Evidently, private insurers have not been able to prevent these significant price increases. The question is whether they would be able to keep premiums quoted Medicare enrollees under the Rivlin-Ryan plan to anything as low a growth rate as G.D.P. plus one percentage point.
If not, the ever-growing gap between the annual growth of the Medicare voucher and the premiums quoted Medicare enrollees after 2021 would become a major burden on the elderly and, under our democratic system, would lead to vehement political opposition to the Rivlin-Ryan plan.
Let me help Reinhardt: the whole idea of Rivlin-Ryan is that it will change the way Medicare works in a way that will make it easier for private providers to restrain costs.
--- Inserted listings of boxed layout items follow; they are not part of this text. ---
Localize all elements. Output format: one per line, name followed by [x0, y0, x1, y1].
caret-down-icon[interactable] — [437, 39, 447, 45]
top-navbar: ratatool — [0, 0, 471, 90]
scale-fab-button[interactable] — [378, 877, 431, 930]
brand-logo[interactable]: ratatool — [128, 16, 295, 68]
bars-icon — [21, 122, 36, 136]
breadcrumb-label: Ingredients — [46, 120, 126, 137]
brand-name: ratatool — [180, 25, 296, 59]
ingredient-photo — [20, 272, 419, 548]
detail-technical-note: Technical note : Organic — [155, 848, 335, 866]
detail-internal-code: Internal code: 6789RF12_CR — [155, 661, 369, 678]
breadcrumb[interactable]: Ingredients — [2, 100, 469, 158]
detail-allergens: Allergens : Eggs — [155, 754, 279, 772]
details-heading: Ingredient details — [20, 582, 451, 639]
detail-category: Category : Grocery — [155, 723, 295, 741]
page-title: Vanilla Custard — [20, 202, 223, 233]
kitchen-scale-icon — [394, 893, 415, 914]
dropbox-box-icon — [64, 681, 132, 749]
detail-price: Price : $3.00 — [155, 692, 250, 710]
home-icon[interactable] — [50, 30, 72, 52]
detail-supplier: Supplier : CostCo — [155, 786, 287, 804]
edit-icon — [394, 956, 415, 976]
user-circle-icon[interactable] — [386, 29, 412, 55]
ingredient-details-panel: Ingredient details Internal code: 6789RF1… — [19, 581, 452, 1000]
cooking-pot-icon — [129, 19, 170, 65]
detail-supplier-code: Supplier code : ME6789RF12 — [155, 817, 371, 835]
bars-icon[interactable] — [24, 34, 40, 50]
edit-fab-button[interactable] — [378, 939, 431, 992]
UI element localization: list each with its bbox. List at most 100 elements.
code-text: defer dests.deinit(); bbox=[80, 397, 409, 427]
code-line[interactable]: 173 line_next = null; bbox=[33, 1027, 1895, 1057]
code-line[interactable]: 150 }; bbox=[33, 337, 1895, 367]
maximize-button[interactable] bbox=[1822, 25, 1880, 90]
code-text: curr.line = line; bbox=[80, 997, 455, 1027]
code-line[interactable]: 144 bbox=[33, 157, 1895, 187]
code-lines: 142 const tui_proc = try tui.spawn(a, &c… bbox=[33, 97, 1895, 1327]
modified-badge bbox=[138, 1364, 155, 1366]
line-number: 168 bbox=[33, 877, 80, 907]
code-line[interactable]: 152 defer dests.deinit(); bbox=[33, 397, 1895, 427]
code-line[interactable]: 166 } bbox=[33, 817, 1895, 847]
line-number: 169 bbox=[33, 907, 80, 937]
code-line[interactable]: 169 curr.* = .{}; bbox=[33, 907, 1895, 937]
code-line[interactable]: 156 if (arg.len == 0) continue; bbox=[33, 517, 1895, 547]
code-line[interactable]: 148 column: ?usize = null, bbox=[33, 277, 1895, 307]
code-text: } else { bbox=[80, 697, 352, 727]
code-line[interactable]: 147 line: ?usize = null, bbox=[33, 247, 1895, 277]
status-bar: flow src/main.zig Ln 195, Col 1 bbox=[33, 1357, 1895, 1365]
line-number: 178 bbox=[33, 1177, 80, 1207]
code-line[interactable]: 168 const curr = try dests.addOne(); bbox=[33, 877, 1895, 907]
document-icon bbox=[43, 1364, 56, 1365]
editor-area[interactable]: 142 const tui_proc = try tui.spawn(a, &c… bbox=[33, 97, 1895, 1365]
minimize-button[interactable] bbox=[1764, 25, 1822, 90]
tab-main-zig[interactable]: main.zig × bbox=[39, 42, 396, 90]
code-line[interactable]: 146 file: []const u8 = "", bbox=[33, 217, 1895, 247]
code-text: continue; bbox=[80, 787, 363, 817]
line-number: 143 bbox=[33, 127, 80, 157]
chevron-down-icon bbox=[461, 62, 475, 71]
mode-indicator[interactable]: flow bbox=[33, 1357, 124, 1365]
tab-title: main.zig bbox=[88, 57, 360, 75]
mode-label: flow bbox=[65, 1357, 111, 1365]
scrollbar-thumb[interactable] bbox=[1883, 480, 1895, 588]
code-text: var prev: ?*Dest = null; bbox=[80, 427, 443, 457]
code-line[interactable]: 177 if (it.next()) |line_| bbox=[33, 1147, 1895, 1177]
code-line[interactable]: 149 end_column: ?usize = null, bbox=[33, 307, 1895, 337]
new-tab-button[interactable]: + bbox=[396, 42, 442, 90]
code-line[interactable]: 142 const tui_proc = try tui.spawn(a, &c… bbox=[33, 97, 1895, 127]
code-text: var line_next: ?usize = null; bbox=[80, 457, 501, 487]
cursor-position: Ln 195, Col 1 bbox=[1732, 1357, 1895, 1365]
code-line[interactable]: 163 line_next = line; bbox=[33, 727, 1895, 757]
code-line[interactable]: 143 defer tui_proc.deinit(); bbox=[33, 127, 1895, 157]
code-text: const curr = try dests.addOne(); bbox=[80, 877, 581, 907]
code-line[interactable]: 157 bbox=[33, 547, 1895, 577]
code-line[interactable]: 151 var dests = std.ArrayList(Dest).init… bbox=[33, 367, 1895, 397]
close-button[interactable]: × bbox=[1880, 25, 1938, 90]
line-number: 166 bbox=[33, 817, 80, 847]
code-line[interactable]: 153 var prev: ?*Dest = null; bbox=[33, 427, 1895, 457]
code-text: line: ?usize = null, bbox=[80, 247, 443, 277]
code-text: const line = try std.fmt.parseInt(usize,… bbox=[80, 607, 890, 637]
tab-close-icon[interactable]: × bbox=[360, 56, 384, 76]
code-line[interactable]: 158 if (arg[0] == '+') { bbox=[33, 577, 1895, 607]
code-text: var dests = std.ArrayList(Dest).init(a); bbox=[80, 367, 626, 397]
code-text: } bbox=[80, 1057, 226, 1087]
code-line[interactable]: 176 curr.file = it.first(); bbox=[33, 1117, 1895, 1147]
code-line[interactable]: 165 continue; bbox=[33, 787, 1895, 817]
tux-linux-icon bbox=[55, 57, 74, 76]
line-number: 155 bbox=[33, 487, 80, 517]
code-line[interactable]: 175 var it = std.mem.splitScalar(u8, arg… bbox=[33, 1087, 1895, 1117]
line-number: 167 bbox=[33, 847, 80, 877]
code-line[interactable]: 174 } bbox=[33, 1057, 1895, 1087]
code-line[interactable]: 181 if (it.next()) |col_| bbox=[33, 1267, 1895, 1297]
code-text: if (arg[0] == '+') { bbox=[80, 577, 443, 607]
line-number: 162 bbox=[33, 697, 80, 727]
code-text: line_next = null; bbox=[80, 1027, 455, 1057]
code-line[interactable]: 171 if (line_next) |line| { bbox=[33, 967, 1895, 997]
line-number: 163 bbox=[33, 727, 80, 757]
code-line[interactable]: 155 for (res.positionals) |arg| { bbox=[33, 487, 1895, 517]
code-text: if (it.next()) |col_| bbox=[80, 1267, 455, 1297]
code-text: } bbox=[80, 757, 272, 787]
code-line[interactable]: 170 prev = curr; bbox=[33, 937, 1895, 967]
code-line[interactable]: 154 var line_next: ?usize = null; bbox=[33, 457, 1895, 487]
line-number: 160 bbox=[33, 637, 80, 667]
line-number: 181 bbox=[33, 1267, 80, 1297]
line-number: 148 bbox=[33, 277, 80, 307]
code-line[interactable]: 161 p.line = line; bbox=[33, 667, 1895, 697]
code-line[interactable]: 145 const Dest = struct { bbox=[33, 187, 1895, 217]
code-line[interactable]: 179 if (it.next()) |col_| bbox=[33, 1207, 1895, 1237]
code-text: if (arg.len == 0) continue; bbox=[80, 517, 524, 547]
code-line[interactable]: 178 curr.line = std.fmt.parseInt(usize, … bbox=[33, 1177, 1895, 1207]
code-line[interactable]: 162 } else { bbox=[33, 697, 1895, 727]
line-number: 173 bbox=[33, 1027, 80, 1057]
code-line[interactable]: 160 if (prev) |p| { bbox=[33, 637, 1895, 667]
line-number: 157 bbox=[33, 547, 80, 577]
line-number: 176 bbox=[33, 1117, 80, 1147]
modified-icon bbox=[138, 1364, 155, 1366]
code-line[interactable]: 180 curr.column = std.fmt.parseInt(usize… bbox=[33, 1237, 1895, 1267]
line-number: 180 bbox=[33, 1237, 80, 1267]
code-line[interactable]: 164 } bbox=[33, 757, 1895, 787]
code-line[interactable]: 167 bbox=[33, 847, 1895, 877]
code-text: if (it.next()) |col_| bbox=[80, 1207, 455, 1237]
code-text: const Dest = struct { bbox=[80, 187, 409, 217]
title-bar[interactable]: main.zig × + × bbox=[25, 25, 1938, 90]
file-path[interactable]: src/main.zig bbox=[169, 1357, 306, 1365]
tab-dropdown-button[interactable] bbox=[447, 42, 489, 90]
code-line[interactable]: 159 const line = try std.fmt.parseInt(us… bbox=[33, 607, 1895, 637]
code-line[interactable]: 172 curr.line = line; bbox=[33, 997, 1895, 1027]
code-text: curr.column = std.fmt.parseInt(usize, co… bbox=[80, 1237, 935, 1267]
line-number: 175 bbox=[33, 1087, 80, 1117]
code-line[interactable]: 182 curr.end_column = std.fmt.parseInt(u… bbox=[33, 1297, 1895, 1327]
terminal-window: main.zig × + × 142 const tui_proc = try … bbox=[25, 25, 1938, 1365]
Here’s how Jim Capretta explained the phenomenon in National Affairs:
Employers have been trying for years to move away from Medicare-style FFS in favor of steering patients to higher-quality, lower-cost networks of service suppliers. The private sector is also well ahead of the federal government when it comes to disease management and wellness efforts. But employers can only do so much when Medicare, the dominant payer in most health-care markets, pushes in exactly the opposite direction. Because Medicare will finance unlimited use, many individual practitioners and institutions see no reason to give up their autonomy and join an organized delivery model. All manner of ancillary service providers — labs, home health agencies, hospices, and others — also survive as stand-alone operations because of Medicare’s open network and provider-centric payment systems.
And in December I highlighted Ezra Klein’s astute take on the same problem:
Just as private insurance handicaps Medicare’s potential advantages, so too does Medicare handicap private insurance. Medicare is such a giant payer that it’s easier for everyone involved to just do things pretty much as Medicare does them. Medicaid and private insurers frequently base their payment rates on Medicare’s, and the same goes for things such as the way they deal with medical errors and pay doctors. Dealing with dozens of different payers is hard enough for hospitals as it is. They’re really not interested in dealing with dozens of payers who do things in dozens of different ways. [Emphasis added.]
The advantage of a single-payer system is that the payer has total bargaining power and can pretty much dictate prices. The disadvantage is that it’s not particularly innovative or agile. The advantage of a multi-payer system is that competition generates experimentation and innovation. The downside is that the payers don’t have much power to bargain with the providers.
Uwe Reinhardt is presumably well aware of the role of Medicare in stymieing payment reform and business model innovation in the health sector, which is why I found myself confused. Note that the Rivlin-Ryan plan aims to replace the existing Medicare FFS system.